We have designed this tutorial to demonstrate a production setup of KubeDB managed Apache Druid. If you just want to try out KubeDB, you can bypass some safety features following the tips here.
Find Available StorageClass
We will have to provide StorageClass
in Druid CRD specification. Check available StorageClass
in your cluster using the following command,
$ kubectl get storageclass
NAME PROVISIONER RECLAIMPOLICY VOLUMEBINDINGMODE ALLOWVOLUMEEXPANSION AGE
standard (default) rancher.io/local-path Delete WaitForFirstConsumer false 14h
Here, we have standard
StorageClass in our cluster from Local Path Provisioner.
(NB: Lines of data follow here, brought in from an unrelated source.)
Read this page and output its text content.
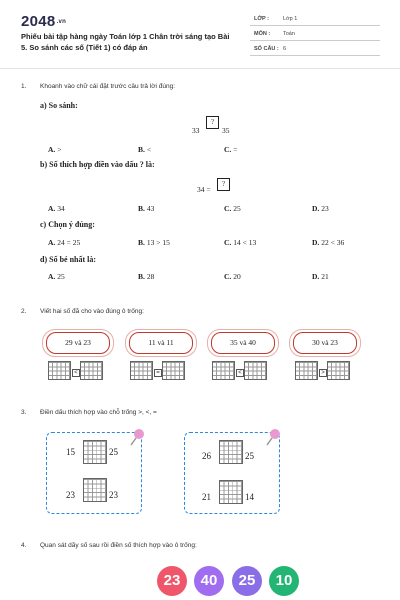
2048.vn
Phiếu bài tập hàng ngày Toán lớp 1 Chân trời sáng tạo Bài 5. So sánh các số (Tiết 1) có đáp án
LỚP :	Lớp 1
MÔN : Toán
SỐ CÂU : 6
1. Khoanh vào chữ cái đặt trước câu trả lời đúng:
a) So sánh:
33
?
35
A. >	B. <	C. =
b) Số thích hợp điền vào dấu ? là:
34 =
?
A. 34	B. 43	C. 25	D. 23
c) Chọn ý đúng:
A. 24 = 25	B. 13 > 15	C. 14 < 13	D. 22 < 36
d) Số bé nhất là:
A. 25	B. 28	C. 20	D. 21
2. Viết hai số đã cho vào đúng ô trống:
29 và 23
<
11 và 11
=
35 và 40
<
30 và 23
>
3. Điền dấu thích hợp vào chỗ trống >, <, =
15	25
23	23
26	25
21	14
4. Quan sát dãy số sau rồi điền số thích hợp vào ô trống:
23	40	25	10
Find Available DruidVersion
When you install the KubeDB operator, it registers a CRD named DruidVersion. The installation process comes with a set of tested DruidVersion objects. Let’s check available DruidVersions by,
$ kubectl get druidversion
NAME VERSION DB_IMAGE DEPRECATED AGE
28.0.1 28.0.1 ghcr.io/appscode-images/druid:28.0.1 4h47m
Notice the DEPRECATED
column. Here, true
means that this DruidVersion is deprecated for the current KubeDB version. KubeDB will not work for deprecated DruidVersion. You can also use the short from drversion
to check available DruidVersions.
In this tutorial, we will use 28.0.1
DruidVersion CR to create a Druid cluster.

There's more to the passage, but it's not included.